キシュアは俺の肩を自分の肩でどすっと小突いてきた。

「気になるんなら会えばいいだろ。弟なんだから。つうかお前家帰ってんの? なんかさ、俺の親父が時々探り入れてくるんだよな。たぶんお前の心配性の親父さんから言われてんだろうけど」

俺の親父。
その一言だけで、強い頭痛が襲ってくる。
当時、弟との微妙な関係以上に頭を悩ませていたのが、俺の魔術の道をよく思っていない父の存在だった。

「あー、だから親父に会いたくないんだよ。お母さんとは手紙やり取りしてるから大丈夫。でも家には一回ちょこっと帰ったきり帰省してない」
「はぁ。お前ちゃんと帰れって。家族ってのは顔見せるだけで安心すんだからさ。な? セラウェ」

子供にやるように大きな手で頭を撫でられると、つい昔のこいつを思い出す。

本当の兄は年が離れてるので、あまり近い存在には感じない。でもキシュアは、昔からこうやって側で俺をよく見ていてくれた。

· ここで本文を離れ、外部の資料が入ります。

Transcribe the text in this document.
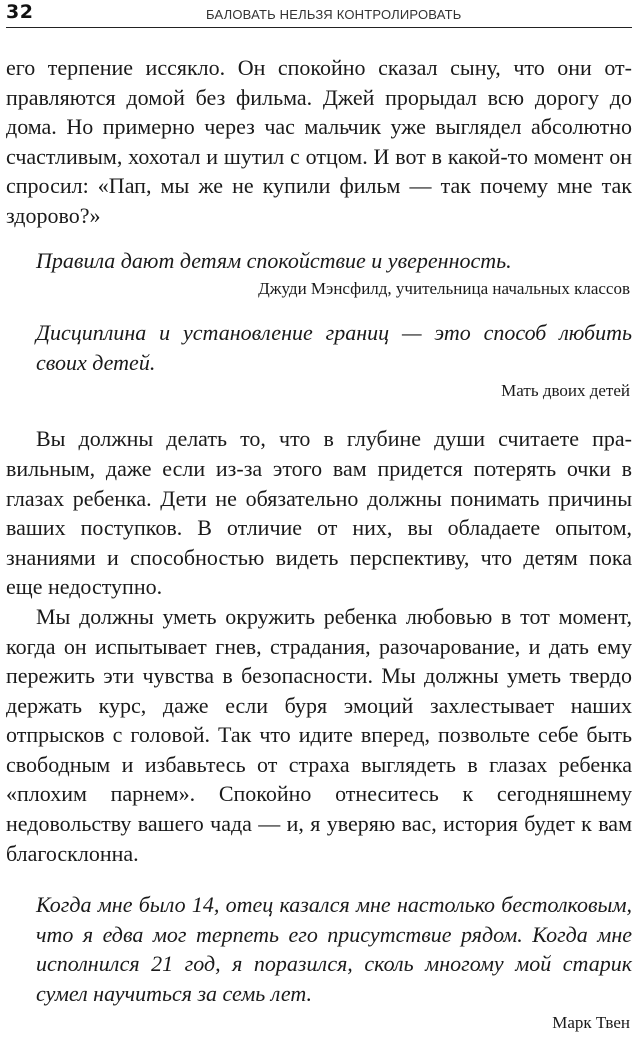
32	БАЛОВАТЬ НЕЛЬЗЯ КОНТРОЛИРОВАТЬ

его терпение иссякло. Он спокойно сказал сыну, что они отправляются домой без фильма. Джей прорыдал всю дорогу до дома. Но примерно через час мальчик уже выглядел абсолютно счастливым, хохотал и шутил с отцом. И вот в какой-то момент он спросил: «Пап, мы же не купили фильм — так почему мне так здорово?»

Правила дают детям спокойствие и уверенность.

Джуди Мэнсфилд, учительница начальных классов

Дисциплина и установление границ — это способ любить своих детей.

Мать двоих детей

Вы должны делать то, что в глубине души считаете правильным, даже если из-за этого вам придется потерять очки в глазах ребенка. Дети не обязательно должны понимать причины ваших поступков. В отличие от них, вы обладаете опытом, знаниями и способностью видеть перспективу, что детям пока еще недоступно.

Мы должны уметь окружить ребенка любовью в тот момент, когда он испытывает гнев, страдания, разочарование, и дать ему пережить эти чувства в безопасности. Мы должны уметь твердо держать курс, даже если буря эмоций захлестывает наших отпрысков с головой. Так что идите вперед, позвольте себе быть свободным и избавьтесь от страха выглядеть в глазах ребенка «плохим парнем». Спокойно отнеситесь к сегодняшнему недовольству вашего чада — и, я уверяю вас, история будет к вам благосклонна.

Когда мне было 14, отец казался мне настолько бестолковым, что я едва мог терпеть его присутствие рядом. Когда мне исполнился 21 год, я поразился, сколь многому мой старик сумел научиться за семь лет.

Марк Твен
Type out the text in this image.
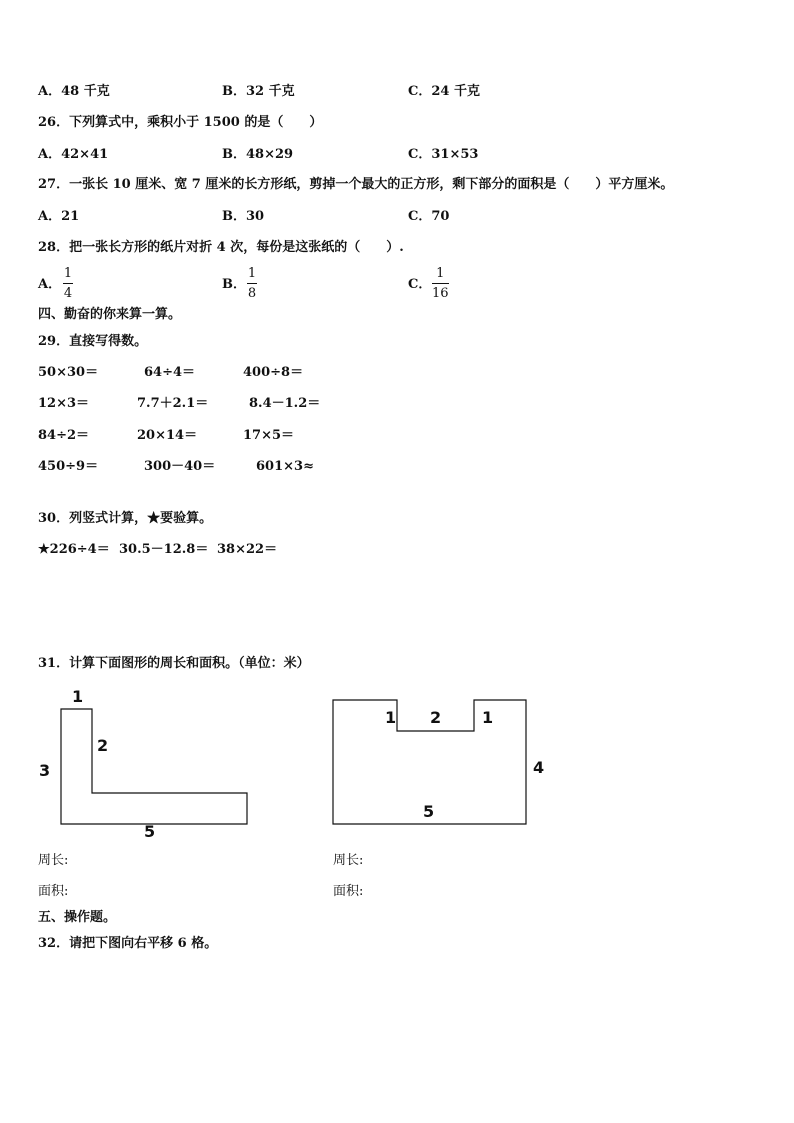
A．48 千克	B．32 千克	C．24 千克
26．下列算式中，乘积小于 1500 的是（　　）
A．42×41	B．48×29	C．31×53
27．一张长 10 厘米、宽 7 厘米的长方形纸，剪掉一个最大的正方形，剩下部分的面积是（　　）平方厘米。
A．21	B．30	C．70
28．把一张长方形的纸片对折 4 次，每份是这张纸的（　　）.
A．
1
4
B．
1
8
C．
1
16
四、勤奋的你来算一算。
29．直接写得数。
50×30＝	64÷4＝	400÷8＝
12×3＝	7.7＋2.1＝	8.4－1.2＝
84÷2＝	20×14＝	17×5＝
450÷9＝	300－40＝	601×3≈
30．列竖式计算，★要验算。
★226÷4＝ 30.5－12.8＝ 38×22＝
31．计算下面图形的周长和面积。（单位：米）
1
2
3
5
1 2	1
4
5
周长:	周长:
面积:	面积:
五、操作题。
32．请把下图向右平移 6 格。
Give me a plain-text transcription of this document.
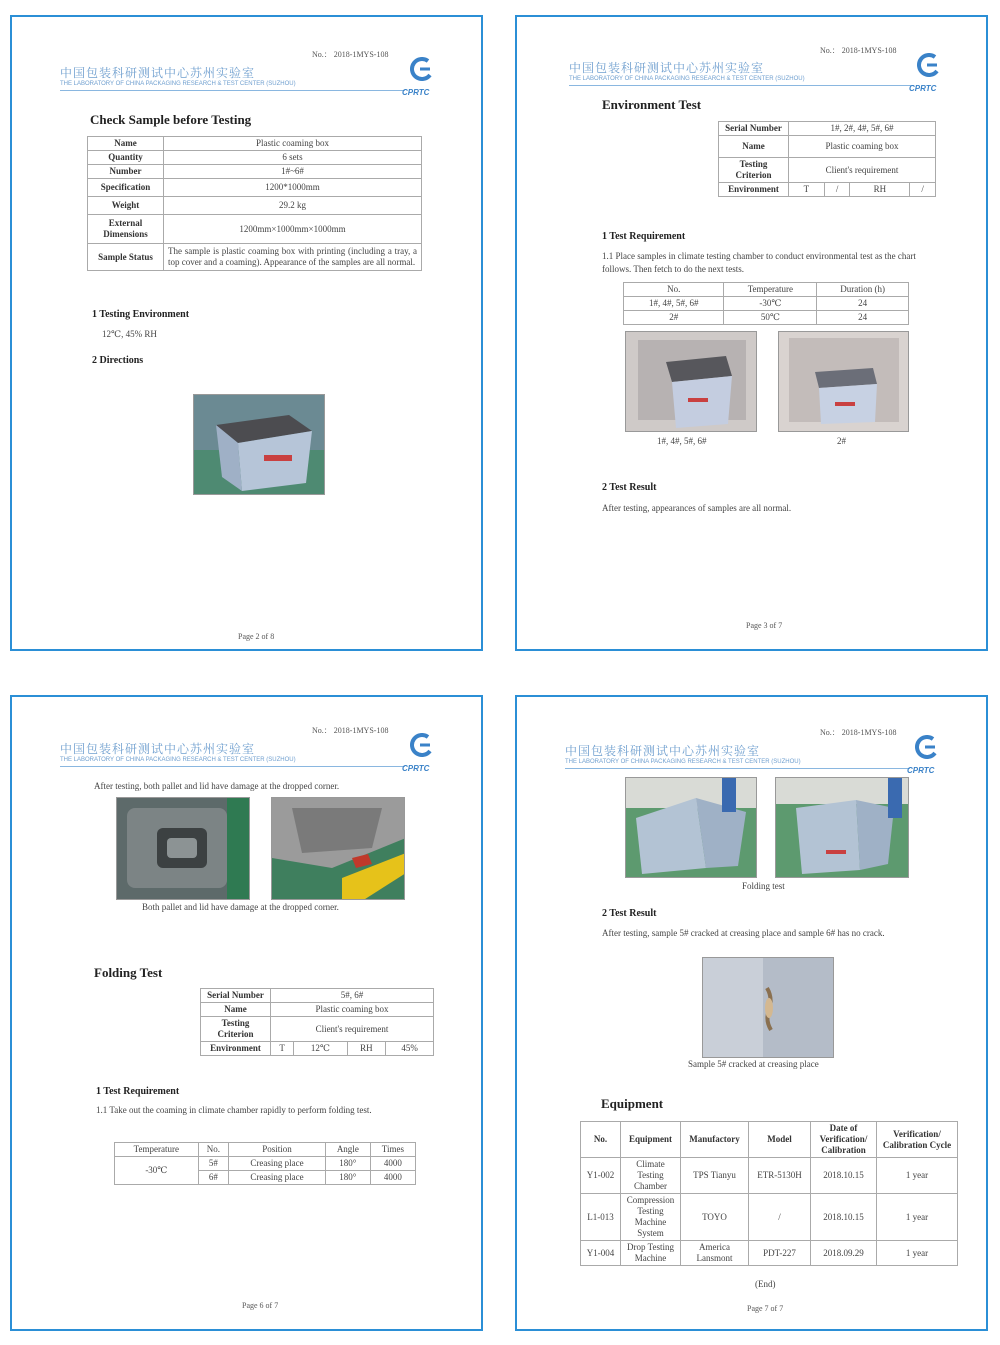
No.： 2018-1MYS-108
中国包装科研测试中心苏州实验室
THE LABORATORY OF CHINA PACKAGING RESEARCH & TEST CENTER (SUZHOU)
CPRTC
Check Sample before Testing
Name	Plastic coaming box
Quantity	6 sets
Number	1#~6#
Specification	1200*1000mm
Weight	29.2 kg
External Dimensions	1200mm×1000mm×1000mm
Sample Status	The sample is plastic coaming box with printing (including a tray, a top cover and a coaming). Appearance of the samples are all normal.
1 Testing Environment
12℃, 45% RH
2 Directions
Page 2 of 8
No.： 2018-1MYS-108
中国包装科研测试中心苏州实验室
THE LABORATORY OF CHINA PACKAGING RESEARCH & TEST CENTER (SUZHOU)
CPRTC
Environment Test
Serial Number	1#, 2#, 4#, 5#, 6#			
Name	Plastic coaming box			
Testing Criterion	Client's requirement			
Environment	T	/	RH	/
1 Test Requirement
1.1 Place samples in climate testing chamber to conduct environmental test as the chart follows. Then fetch to do the next tests.
No.	Temperature	Duration (h)
1#, 4#, 5#, 6#	-30℃	24
2#	50℃	24
1#, 4#, 5#, 6#	2#
2 Test Result
After testing, appearances of samples are all normal.
Page 3 of 7
No.： 2018-1MYS-108
中国包装科研测试中心苏州实验室
THE LABORATORY OF CHINA PACKAGING RESEARCH & TEST CENTER (SUZHOU)
CPRTC
After testing, both pallet and lid have damage at the dropped corner.
Both pallet and lid have damage at the dropped corner.
Folding Test
Serial Number	5#, 6#			
Name	Plastic coaming box			
Testing Criterion	Client's requirement			
Environment	T	12℃	RH	45%
1 Test Requirement
1.1 Take out the coaming in climate chamber rapidly to perform folding test.
Temperature	No.	Position	Angle	Times
-30℃	5#	Creasing place	180°	4000
	6#	Creasing place	180°	4000
Page 6 of 7
No.： 2018-1MYS-108
中国包装科研测试中心苏州实验室
THE LABORATORY OF CHINA PACKAGING RESEARCH & TEST CENTER (SUZHOU)
CPRTC
Folding test
2 Test Result
After testing, sample 5# cracked at creasing place and sample 6# has no crack.
Sample 5# cracked at creasing place
Equipment
No.	Equipment	Manufactory	Model	Date of Verification/ Calibration	Verification/ Calibration Cycle
Y1-002	Climate Testing Chamber	TPS Tianyu	ETR-5130H	2018.10.15	1 year
L1-013	Compression Testing Machine System	TOYO	/	2018.10.15	1 year
Y1-004	Drop Testing Machine	America Lansmont	PDT-227	2018.09.29	1 year
(End)
Page 7 of 7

「……ああ、分かったよ。じゃあ一回帰るか。面倒くさいけど」
「そうしろ。クレッドともちゃんと仲良くしとけよ。あと終わったら俺んとこにも来い」

最後は背中をばんっと叩かれ、ひりひり痛くて擦りながら奴を見ると、キシュアはにこりと笑顔を向けてきた。
気のおけない親友の笑みに、なぜだか気持ちが和らいだ俺は、帰省に向けて一人小さな決意をするのだった。